Ma ancora, i paladini dei vecchi regimi intimano a chi invece non li appoggia in buona sostanza a scegliere da che parte stare tra Stati Uniti, Israele, petromonarchie, Turchia e Russia, Hezbollah, Iran e il regime di Assad in Siria, quello di Gheddafi in Libia, ecc. Eppure, questa intimazione non risponde a una domanda che pone lo svolgimento dei fatti: ormai è confermato sia da esponenti militari statunitensi che da fonti diplomatiche e governative russe che la Russia si sta da settimane (non a caso dopo il massacro di Aleppo) coordinando con gli Stati Uniti a livello militare nella regione. Come spiegano questo fattore coloro che pensano che Putin sia “antimperialista”? Semplicemente non lo spiegano, perché non lo vedono.

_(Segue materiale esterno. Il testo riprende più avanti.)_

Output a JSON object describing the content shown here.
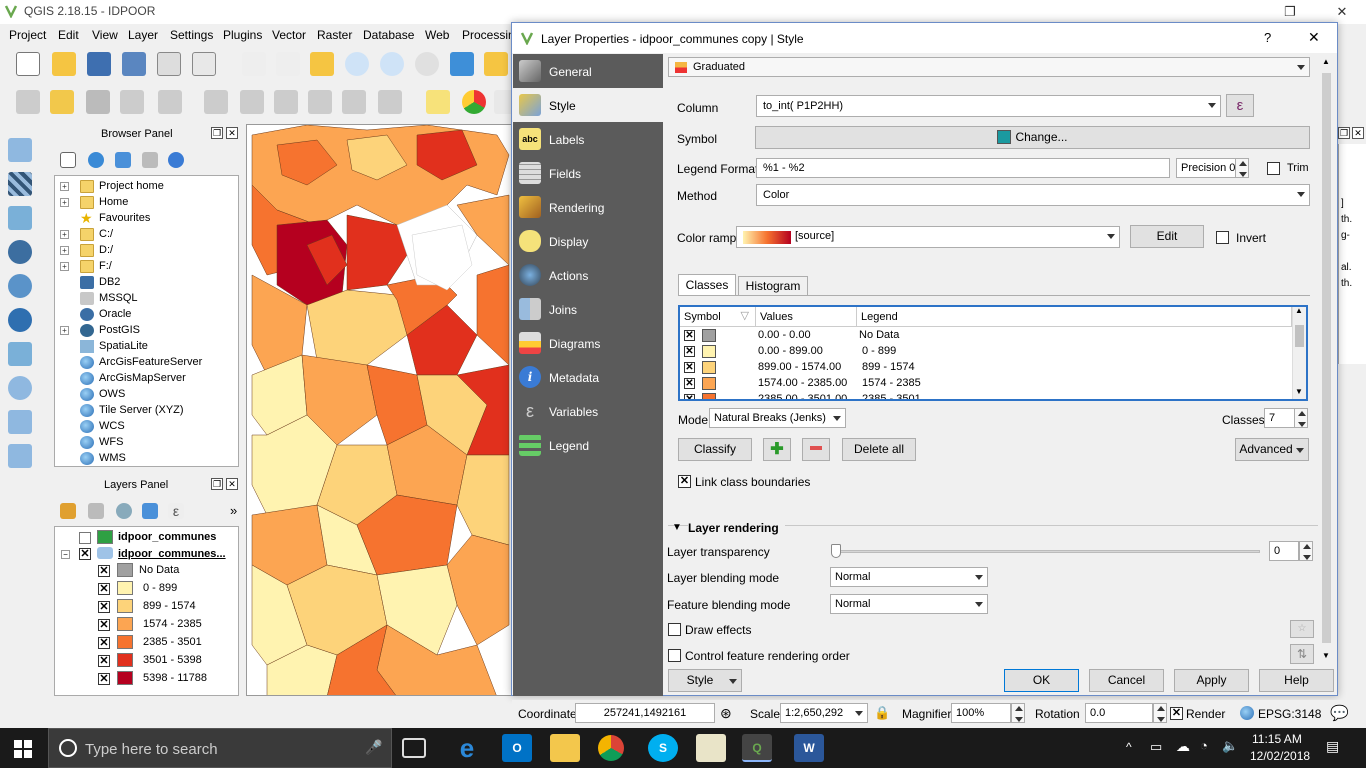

Anzi, spesso chi intima agli altri di scegliere, ha già scelto negli Stati Uniti di appoggiare Donald Trump, perché con il protezionismo e il sovranismo farebbe gli interessi dei lavoratori statunitensi. Chi oggi tira giustamente un sospiro di sollievo per le grandi manifestazioni che si sono svolte negli Stati Uniti e altrove nel mondo contro le politiche annunciate (e prontamente e follemente attuate) dalla nuova amministrazione statunitense, come quelle in corso in questi giorni contro la decisione di fatto di impedire l’ingresso negli USA ai possessori di doppia cittadinanza, con l’alibi della lotta all’ISIS, vengono accusati di essere a favore di Hillary Clinton. Non si ammette la terza possibilità: considerare Trump e i suoi progetti politici una sciagura senza doversi schierare con il meno peggio.
Per questa ragione, la scelta doverosa è quella di sostenere chi lotta contro i propri dittatori senza perdere il senso di umanità. Perché è necessario cambiare il mondo.